Another, and perhaps the most important, limitation is that we did not survey residents directly about how they used electronic systems in the clinic or how satisfied they were with the functionality of HIT (when present). Future studies should compare trainees' experiences in outpatient versus inpatient settings and specifically focus on electronic system functionality, satisfaction, and whether experience affects career choice.
HIT has the potential to substantially improve health care delivery in the ambulatory setting. A decade ago, Bates and colleagues28 demonstrated that implementation of a physician order entry system resulted in a significant reduction (55%, P = .01) of nonintercepted serious medical errors in a large tertiary hospital.

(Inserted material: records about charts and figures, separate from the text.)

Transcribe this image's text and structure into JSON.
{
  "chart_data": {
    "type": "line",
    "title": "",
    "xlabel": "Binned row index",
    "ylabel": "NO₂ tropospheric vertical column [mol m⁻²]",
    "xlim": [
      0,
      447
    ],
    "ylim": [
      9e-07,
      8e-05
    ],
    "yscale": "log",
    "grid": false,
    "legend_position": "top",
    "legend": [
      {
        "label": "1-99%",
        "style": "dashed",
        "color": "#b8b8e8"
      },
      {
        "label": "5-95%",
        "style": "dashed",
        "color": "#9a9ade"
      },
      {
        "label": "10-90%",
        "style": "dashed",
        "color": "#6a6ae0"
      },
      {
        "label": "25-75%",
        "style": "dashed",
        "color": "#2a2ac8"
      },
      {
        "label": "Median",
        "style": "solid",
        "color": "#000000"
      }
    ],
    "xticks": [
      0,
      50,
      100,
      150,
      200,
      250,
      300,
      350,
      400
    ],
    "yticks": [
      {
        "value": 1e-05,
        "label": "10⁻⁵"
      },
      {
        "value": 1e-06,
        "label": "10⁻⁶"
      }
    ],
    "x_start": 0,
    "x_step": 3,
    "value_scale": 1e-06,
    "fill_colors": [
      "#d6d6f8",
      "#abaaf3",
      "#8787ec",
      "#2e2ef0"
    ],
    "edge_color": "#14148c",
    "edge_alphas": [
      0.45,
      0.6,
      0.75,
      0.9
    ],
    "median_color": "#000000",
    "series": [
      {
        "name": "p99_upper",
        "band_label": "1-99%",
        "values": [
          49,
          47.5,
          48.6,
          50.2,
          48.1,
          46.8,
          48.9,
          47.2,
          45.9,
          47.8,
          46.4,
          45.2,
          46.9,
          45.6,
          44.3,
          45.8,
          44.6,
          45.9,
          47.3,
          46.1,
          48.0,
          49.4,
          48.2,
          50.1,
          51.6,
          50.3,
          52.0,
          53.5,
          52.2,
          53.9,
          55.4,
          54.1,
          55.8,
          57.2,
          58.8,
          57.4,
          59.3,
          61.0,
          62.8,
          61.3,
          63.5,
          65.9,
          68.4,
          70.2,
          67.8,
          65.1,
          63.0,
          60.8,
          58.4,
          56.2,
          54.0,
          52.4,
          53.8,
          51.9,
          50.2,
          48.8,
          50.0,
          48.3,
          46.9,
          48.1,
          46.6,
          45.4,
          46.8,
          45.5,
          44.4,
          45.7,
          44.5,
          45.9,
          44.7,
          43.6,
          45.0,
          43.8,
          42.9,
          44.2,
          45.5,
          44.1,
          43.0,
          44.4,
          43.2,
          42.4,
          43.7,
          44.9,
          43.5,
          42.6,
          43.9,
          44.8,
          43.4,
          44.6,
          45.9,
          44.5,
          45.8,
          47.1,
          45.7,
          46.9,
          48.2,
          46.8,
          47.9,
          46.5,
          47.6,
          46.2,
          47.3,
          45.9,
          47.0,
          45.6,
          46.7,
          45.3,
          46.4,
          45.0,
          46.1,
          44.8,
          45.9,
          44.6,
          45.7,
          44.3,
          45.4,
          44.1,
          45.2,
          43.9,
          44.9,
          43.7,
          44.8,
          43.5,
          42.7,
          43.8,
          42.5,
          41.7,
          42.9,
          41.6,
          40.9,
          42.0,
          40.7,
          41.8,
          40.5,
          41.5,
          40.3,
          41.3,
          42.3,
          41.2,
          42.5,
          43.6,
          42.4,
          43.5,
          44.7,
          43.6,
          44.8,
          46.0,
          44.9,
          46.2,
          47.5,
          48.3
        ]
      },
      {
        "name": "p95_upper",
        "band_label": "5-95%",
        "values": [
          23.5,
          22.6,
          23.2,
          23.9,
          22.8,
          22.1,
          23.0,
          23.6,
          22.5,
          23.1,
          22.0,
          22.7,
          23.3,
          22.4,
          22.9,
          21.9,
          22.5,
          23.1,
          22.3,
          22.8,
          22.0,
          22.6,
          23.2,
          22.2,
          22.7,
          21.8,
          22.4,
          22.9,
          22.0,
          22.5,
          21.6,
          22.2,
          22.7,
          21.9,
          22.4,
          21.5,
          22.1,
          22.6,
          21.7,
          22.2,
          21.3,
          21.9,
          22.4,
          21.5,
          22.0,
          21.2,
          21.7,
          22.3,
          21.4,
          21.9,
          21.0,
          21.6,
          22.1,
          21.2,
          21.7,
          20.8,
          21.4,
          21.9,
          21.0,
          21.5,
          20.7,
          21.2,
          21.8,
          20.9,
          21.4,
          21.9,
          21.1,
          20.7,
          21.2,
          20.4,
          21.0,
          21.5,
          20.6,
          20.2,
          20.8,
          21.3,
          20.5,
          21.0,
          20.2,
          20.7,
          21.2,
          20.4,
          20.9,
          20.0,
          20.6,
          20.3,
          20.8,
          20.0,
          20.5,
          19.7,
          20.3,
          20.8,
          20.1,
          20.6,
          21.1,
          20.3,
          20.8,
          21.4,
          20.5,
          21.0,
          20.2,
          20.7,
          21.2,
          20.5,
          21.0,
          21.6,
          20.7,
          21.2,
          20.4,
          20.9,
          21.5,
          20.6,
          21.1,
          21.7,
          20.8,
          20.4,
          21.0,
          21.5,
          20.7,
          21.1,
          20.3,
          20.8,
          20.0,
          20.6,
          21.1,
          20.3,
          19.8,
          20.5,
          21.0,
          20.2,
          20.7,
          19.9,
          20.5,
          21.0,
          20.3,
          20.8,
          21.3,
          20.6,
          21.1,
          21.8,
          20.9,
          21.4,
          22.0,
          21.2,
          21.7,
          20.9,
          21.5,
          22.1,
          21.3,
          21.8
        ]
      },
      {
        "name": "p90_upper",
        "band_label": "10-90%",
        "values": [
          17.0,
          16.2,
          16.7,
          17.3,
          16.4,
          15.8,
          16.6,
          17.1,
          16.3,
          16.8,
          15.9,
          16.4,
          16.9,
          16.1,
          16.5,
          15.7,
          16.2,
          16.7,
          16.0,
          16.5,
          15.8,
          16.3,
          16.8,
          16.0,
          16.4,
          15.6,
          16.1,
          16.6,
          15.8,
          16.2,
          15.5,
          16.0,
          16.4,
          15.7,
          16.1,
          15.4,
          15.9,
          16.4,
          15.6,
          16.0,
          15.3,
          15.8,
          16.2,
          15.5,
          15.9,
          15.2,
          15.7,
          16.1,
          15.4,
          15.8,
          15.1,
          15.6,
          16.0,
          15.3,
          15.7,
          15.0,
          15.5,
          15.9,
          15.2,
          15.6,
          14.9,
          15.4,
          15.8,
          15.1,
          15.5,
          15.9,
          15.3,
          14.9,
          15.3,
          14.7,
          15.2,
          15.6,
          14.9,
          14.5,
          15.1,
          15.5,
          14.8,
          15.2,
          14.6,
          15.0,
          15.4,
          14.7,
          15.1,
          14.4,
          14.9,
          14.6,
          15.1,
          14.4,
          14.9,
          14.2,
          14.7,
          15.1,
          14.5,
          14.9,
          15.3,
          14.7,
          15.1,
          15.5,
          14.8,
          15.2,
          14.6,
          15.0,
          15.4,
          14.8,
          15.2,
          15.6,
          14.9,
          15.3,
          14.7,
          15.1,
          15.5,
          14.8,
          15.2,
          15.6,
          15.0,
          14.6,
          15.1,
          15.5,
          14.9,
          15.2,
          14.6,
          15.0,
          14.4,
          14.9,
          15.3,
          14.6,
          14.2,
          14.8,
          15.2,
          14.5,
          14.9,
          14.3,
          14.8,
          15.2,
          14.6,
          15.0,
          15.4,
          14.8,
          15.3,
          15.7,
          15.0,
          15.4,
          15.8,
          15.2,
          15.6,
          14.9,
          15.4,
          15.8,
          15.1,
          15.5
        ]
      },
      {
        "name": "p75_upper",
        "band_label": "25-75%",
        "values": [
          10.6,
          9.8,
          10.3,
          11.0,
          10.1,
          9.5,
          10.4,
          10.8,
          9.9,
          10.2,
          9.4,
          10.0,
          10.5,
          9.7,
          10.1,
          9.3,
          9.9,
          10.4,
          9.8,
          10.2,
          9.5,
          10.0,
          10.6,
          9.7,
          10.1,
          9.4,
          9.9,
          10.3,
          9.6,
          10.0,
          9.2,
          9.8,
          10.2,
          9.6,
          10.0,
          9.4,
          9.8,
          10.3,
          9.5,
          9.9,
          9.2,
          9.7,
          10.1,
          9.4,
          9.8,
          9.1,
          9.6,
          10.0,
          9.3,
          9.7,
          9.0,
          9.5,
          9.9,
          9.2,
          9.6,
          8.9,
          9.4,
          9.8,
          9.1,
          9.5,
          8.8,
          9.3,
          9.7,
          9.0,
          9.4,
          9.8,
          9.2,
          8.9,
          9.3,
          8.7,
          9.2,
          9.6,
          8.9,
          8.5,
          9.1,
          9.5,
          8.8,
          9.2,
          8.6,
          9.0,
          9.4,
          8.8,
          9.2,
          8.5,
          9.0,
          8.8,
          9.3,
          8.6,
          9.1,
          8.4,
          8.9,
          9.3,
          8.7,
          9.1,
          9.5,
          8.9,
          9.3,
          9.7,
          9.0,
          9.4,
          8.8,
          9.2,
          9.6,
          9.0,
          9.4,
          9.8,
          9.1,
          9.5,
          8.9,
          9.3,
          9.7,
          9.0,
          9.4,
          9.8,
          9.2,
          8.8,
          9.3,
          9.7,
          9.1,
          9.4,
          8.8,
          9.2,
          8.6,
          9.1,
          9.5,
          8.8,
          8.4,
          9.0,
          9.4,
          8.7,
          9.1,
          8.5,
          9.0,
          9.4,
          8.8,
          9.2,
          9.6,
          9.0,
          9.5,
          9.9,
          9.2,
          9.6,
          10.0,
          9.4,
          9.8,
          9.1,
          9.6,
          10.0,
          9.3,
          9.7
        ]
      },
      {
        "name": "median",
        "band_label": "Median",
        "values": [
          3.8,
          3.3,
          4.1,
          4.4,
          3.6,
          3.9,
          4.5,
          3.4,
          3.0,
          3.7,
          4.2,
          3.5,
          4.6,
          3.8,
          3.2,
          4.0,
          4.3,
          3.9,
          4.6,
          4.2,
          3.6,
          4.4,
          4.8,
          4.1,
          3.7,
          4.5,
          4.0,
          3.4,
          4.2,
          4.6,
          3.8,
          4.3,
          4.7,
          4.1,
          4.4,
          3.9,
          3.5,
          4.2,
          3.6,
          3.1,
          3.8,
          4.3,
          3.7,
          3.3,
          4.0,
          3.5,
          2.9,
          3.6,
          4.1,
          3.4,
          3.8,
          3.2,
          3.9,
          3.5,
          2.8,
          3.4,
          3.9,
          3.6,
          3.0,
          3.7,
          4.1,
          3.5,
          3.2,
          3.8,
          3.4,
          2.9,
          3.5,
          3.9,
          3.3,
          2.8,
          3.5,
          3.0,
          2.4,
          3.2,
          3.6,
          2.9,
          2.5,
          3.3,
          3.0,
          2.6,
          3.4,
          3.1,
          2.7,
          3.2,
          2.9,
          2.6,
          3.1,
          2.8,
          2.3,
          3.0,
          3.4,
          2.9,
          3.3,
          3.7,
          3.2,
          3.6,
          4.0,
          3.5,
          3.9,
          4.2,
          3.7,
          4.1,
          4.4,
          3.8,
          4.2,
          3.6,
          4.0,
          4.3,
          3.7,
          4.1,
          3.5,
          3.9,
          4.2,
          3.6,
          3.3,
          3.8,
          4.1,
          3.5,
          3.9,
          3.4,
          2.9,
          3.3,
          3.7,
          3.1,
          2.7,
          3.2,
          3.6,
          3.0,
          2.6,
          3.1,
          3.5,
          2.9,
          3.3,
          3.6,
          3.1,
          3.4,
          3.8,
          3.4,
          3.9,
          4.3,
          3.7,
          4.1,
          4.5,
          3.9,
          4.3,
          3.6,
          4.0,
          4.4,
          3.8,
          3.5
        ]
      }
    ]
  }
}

Demakis and colleagues29 showed significantly improved resident compliance with standard-of-care measures for chronic disease management at VA ambulatory care clinics after use of an electronic reminder system, though the influence of the reminders seemed to wane over time. Adams and colleagues30 documented greater clinical detail in pediatricians' documentation of history, risk assessment, and developmental milestones in an ambulatory practice after EHR implementation. And, more recently, a Massachusetts survey of physician practices found that a large number of practices have the ability to generate patient registries based on diagnoses, lab results, and medications and that practices with EHRs were more likely to generate registries by all three factors.31
That EHRs will become commonplace throughout the U.S. health care system is not a question of “if” but of “when.” The Health Information Technology for Economic and Clinical Health Act, a component of the American Recovery and Reinvestment Act, suggests that opportunities exist for residency ambulatory clinics to take advantage of HIT funding and guidance in order to be at the forefront of health care reform. Public and not-for-profit hospitals, facilities serving medically underserved populations, federally qualified health centers, small office practices involved in primary care, and entities involved in training health professionals are among the prioritized beneficiaries of this act, all of which were represented in our study sample and all of which are involved in the training of IM residents.3 The physician-in-training is in a crucial position to acquire the necessary HIT proficiency to be able to fully utilize HIT on entering practice. The electronic systems that residents use to acquire HIT proficiency must, therefore, be modern, integrated, and fully functional; they must be user-friendly; and they must be capable of maintaining sufficient patient data. The authors urge residency program directors to collaborate with training sites in order to implement or upgrade HIT systems, especially where full functionality or tight integration among multiple coexisting systems is lacking. More important, residency programs must evaluate their trainees' HIT proficiency to meet the ultimate goal of improving patient care.
This study was supported by funding from the American Board of Internal Medicine. The study sponsor had no role in the design and conduct of the study; the collection, management, analysis, and interpretation of the data; or the preparation, review, or approval of the manuscript. The authors report no conflicts of interest, including specific financial interests and relationships and affiliations relevant to the subject matter or materials discussed in the manuscript.
The authors report no conflicts of interest that may affect the information, research, analysis, or interpretation presented in the manuscript.
The American Board of Internal Medicine (ABIM), the sponsor of this research, has a business associates (BA) agreement with its diplomates that allows the use of data for research purposes. Participating physicians were ABIM diplomates. The ABIM has a similar BA agreement with training programs to use data for research purposes. Nevertheless, we took steps, as detailed in this article, to ensure the protection of participant confidentiality.